Prior to the introduction of the 1099-K, many businesses were required to provide a 1099-MISC form to many of their suppliers if they paid them more than $600 annually. If the transactions occurred through credit card or third-party processors, there’s a possibility of these transactions being reported on both the 1099-K and 1099-MISC forms.
The IRS has directed that any 1099-MISC payments that are reported on a 1099-K should be reported on the latter form only and that a 1099-MISC need not be issued. However, in practice, many companies are still providing 1099-MISC forms. To avoid double taxation, keep detailed sales records and deduct any payments also reported on the 1099-MISC form from the 1099-K payment before reporting them on your tax return – and be prepared to explain the deductions to the IRS.
1099-MISC forms are used to report payments made to others during a trade or business. Previously, companies reported payments for nonemployee compensation on Form 1099-MISC. However, the IRS reintroduced Form 1099-NEC for reporting this information when an independent contractor, self-employed worker, or gig-economy worker is paid $600 or more by another business in a tax year. Any payments falling under the reporting requirements of the 1099-NEC typically would not also be included on a 1099-K nor on a 1099-MISC.
How do I report 1099-K forms on my tax return?
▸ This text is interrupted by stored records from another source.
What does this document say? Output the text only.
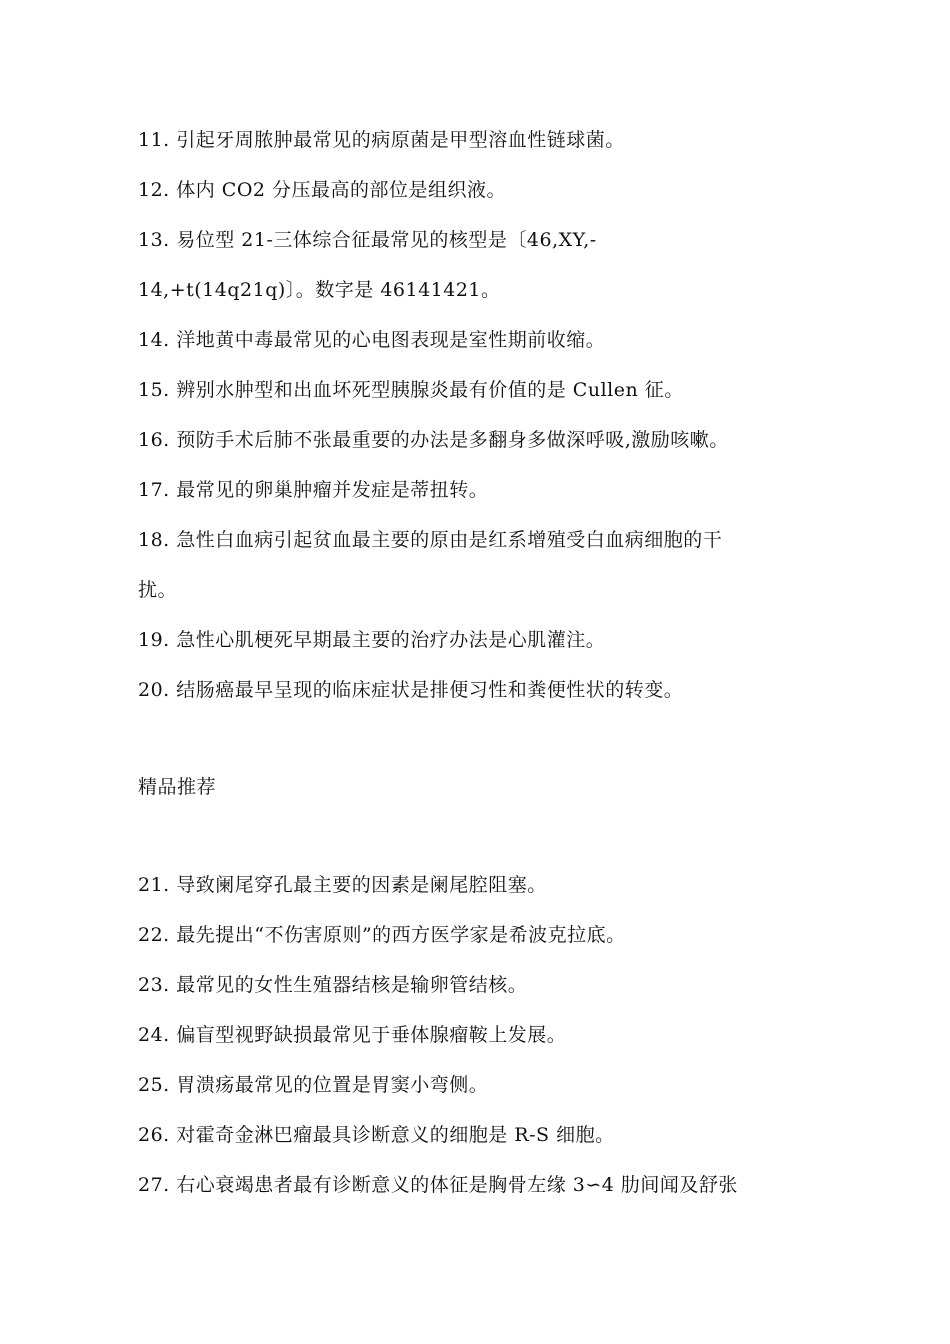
11. 引起牙周脓肿最常见的病原菌是甲型溶血性链球菌。
12. 体内 CO2 分压最高的部位是组织液。
13. 易位型 21-三体综合征最常见的核型是〔46,XY,-
14,+t(14q21q)〕。数字是 46141421。
14. 洋地黄中毒最常见的心电图表现是室性期前收缩。
15. 辨别水肿型和出血坏死型胰腺炎最有价值的是 Cullen 征。
16. 预防手术后肺不张最重要的办法是多翻身多做深呼吸,激励咳嗽。
17. 最常见的卵巢肿瘤并发症是蒂扭转。
18. 急性白血病引起贫血最主要的原由是红系增殖受白血病细胞的干
扰。
19. 急性心肌梗死早期最主要的治疗办法是心肌灌注。
20. 结肠癌最早呈现的临床症状是排便习性和粪便性状的转变。
精品推荐
21. 导致阑尾穿孔最主要的因素是阑尾腔阻塞。
22. 最先提出“不伤害原则”的西方医学家是希波克拉底。
23. 最常见的女性生殖器结核是输卵管结核。
24. 偏盲型视野缺损最常见于垂体腺瘤鞍上发展。
25. 胃溃疡最常见的位置是胃窦小弯侧。
26. 对霍奇金淋巴瘤最具诊断意义的细胞是 R-S 细胞。
27. 右心衰竭患者最有诊断意义的体征是胸骨左缘 3∽4 肋间闻及舒张
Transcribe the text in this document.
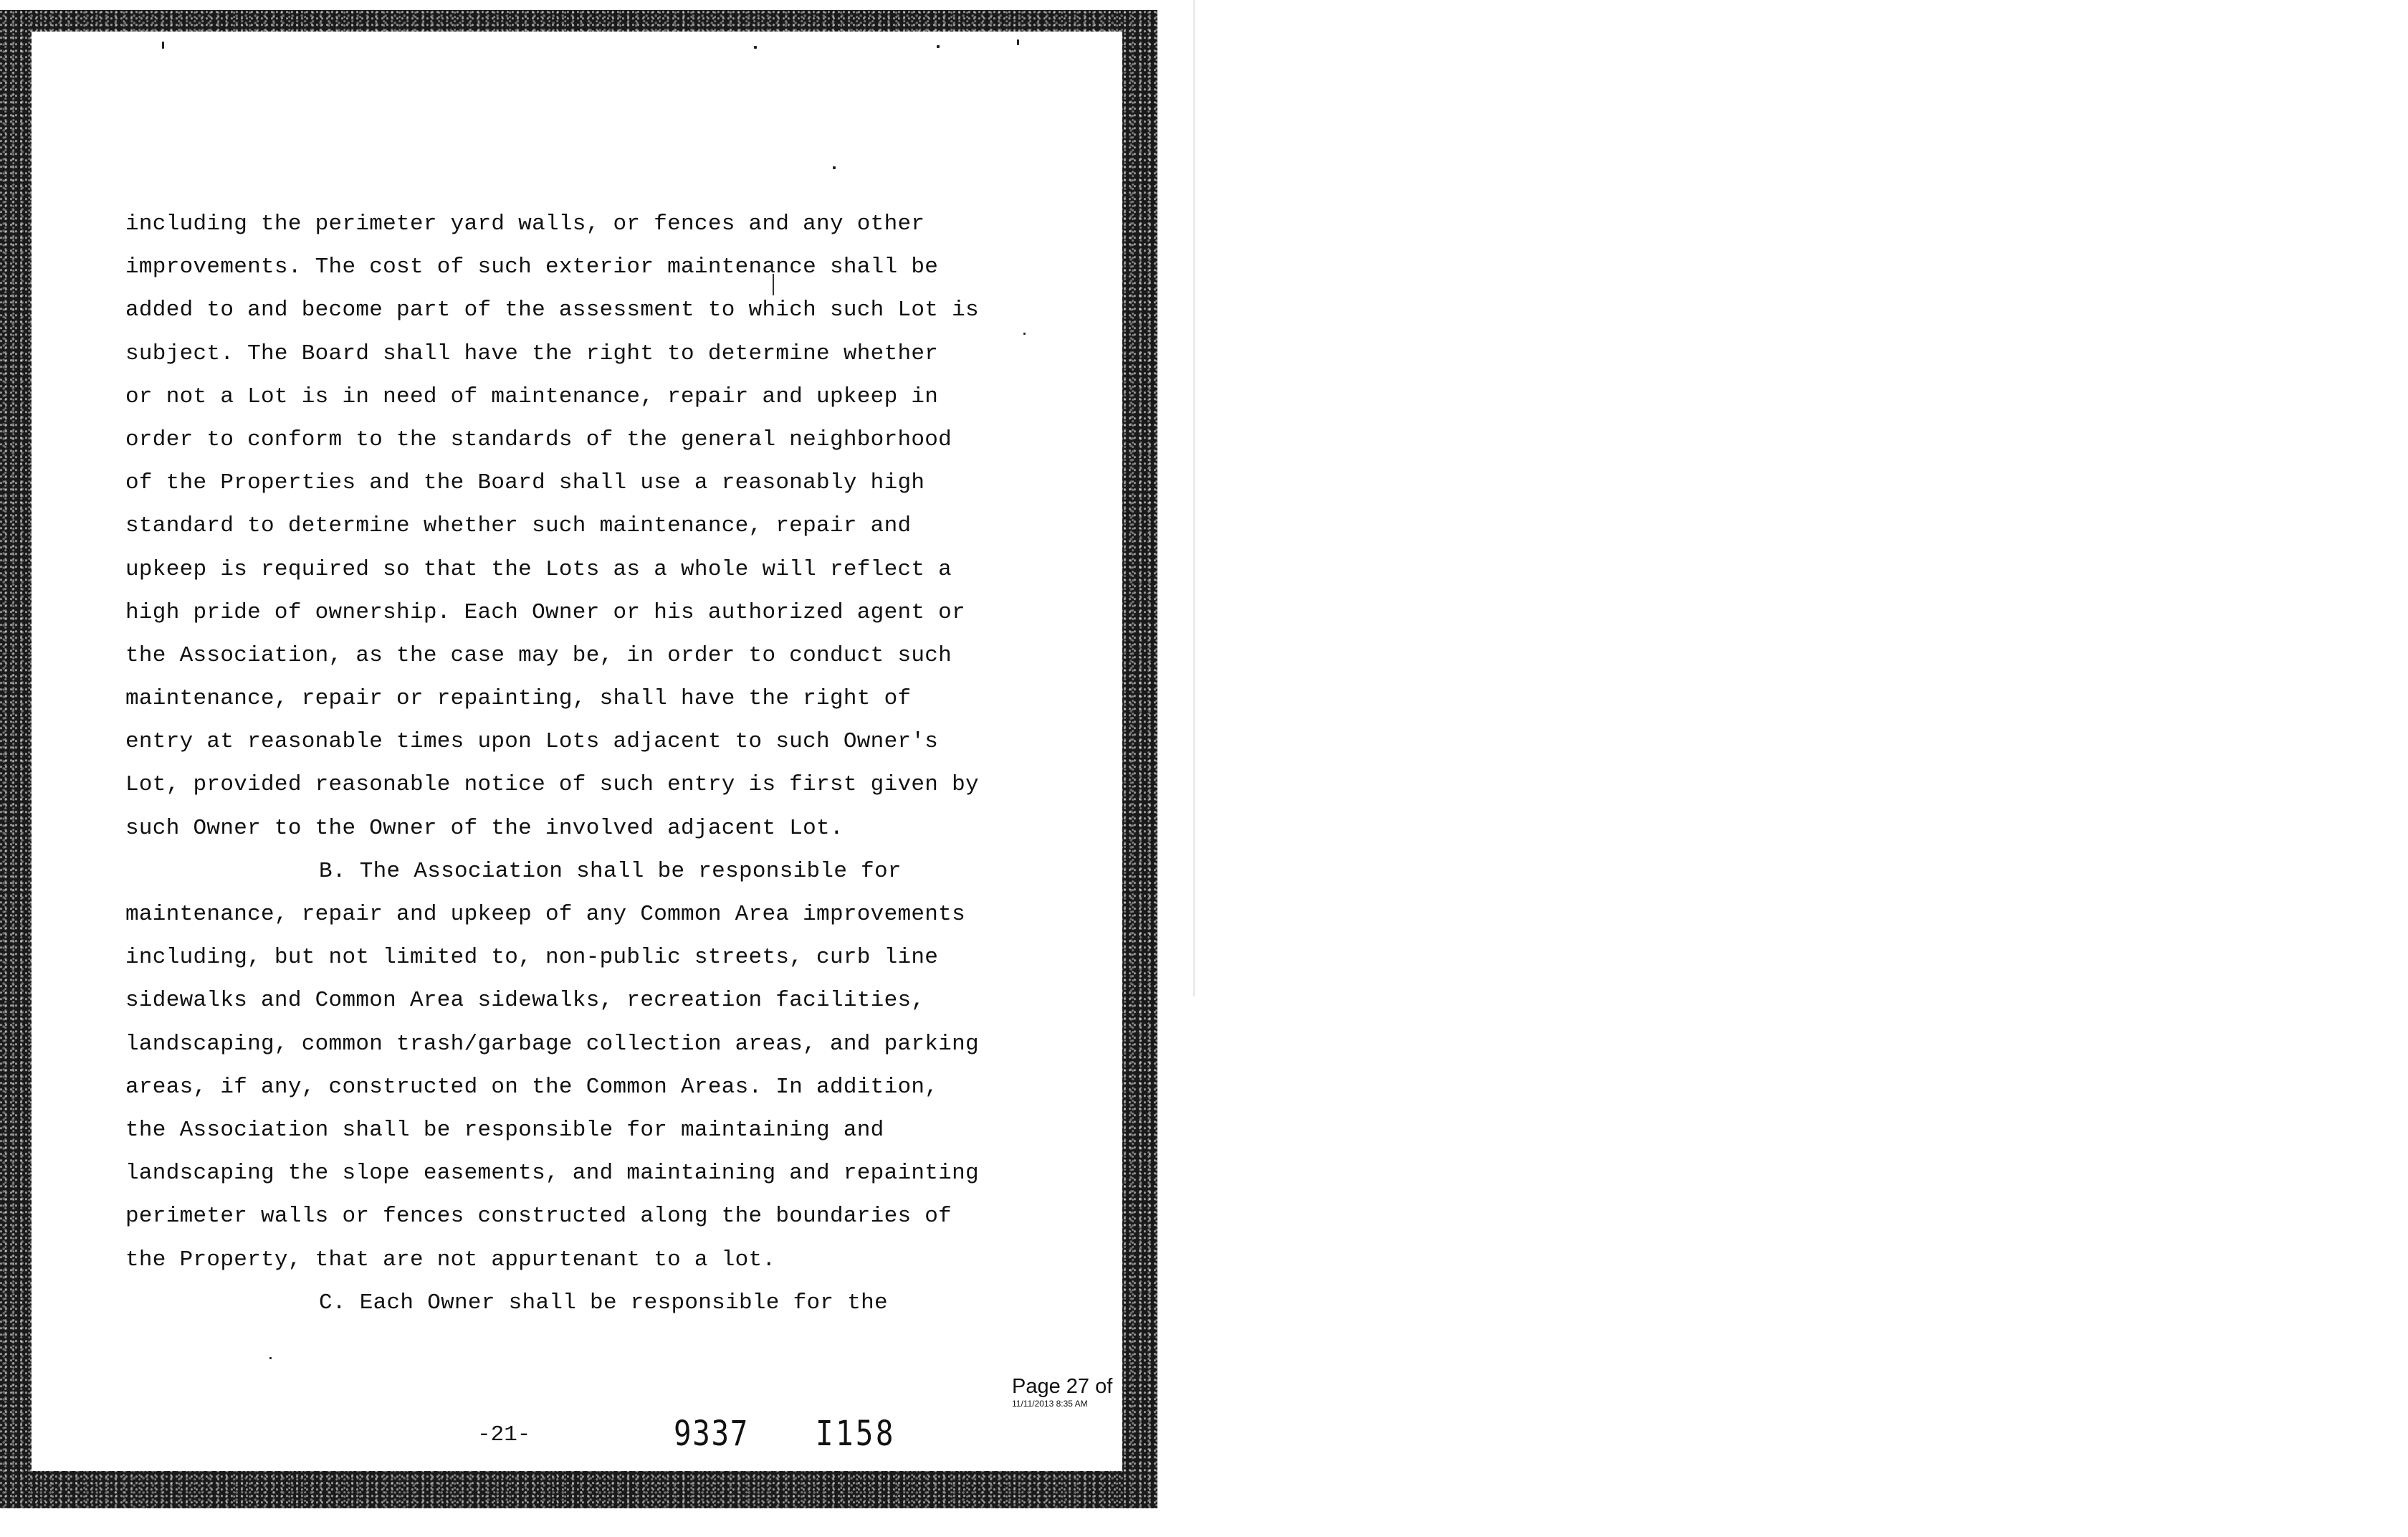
including the perimeter yard walls, or fences and any other
improvements. The cost of such exterior maintenance shall be
added to and become part of the assessment to which such Lot is
subject. The Board shall have the right to determine whether
or not a Lot is in need of maintenance, repair and upkeep in
order to conform to the standards of the general neighborhood
of the Properties and the Board shall use a reasonably high
standard to determine whether such maintenance, repair and
upkeep is required so that the Lots as a whole will reflect a
high pride of ownership. Each Owner or his authorized agent or
the Association, as the case may be, in order to conduct such
maintenance, repair or repainting, shall have the right of
entry at reasonable times upon Lots adjacent to such Owner's
Lot, provided reasonable notice of such entry is first given by
such Owner to the Owner of the involved adjacent Lot.
B. The Association shall be responsible for
maintenance, repair and upkeep of any Common Area improvements
including, but not limited to, non-public streets, curb line
sidewalks and Common Area sidewalks, recreation facilities,
landscaping, common trash/garbage collection areas, and parking
areas, if any, constructed on the Common Areas. In addition,
the Association shall be responsible for maintaining and
landscaping the slope easements, and maintaining and repainting
perimeter walls or fences constructed along the boundaries of
the Property, that are not appurtenant to a lot.
C. Each Owner shall be responsible for the
Page 27 of
11/11/2013 8:35 AM
-21-	9337 I158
If you receive a Form 1099-K, it generally includes the gross amount of all reportable payment transactions from a payment processor. If you meet the reporting threshold for the given year from one or more payment processors or third-party settlement entities, you’ll receive a separate 1099-K from each processor reporting the payments you’ve received. The gross amount reported on your 1099-K often doesn’t include any adjustments for credits, cash equivalents, discount amounts, fees, refunded amounts, or any other amounts.
Even if you don’t receive a 1099-K from a payment settlement entity due to failing to exceed the minimum reporting threshold, or for any other reason, you should still report all payments received to reflect the actual amount of money earned in your trade or business. Likewise, you should also include all forms of income unless specifically excluded, including cash, checks, tips and/or discounts, goods or services received in lieu of payment.
Once you’ve gathered all of your business income, including that reported on Form 1099-K, you’ll use this information on Forms 1120, 1120S, or 1065 if your business is organized as a corporation or partnership, or on Form 1040 using Schedule C if operating as a sole proprietor or Schedule F if operating a Farm.
How to correct information on a 1099-K
In some cases, you may receive a Form 1099-K that doesn’t belong to you or is incorrect in the total gross payment amount being reported. This can happen for common errors like:
- when you report business income on Form 1120, 1120S, or 1065 but the Form 1099-K is in your name and Social Security Number
- If you shared your credit card terminal with another person or business
- If you bought or sold your business during the year
- You changed your business entity structure during the year
- Your merchant category code (MCC) fails to describe your business
Review your business records to check the gross receipts reported on your Form 1099-K are accurate and that your tax information is correct. If the information found on your 1099-K doesn’t match your records, consider contacting the payment settlement entity (PSE) that issued the form.
To contact the PSE, their name and telephone number should be provided on your form in the bottom left below their address information. If the information is incorrect, request that they issue a corrected Form 1099-K.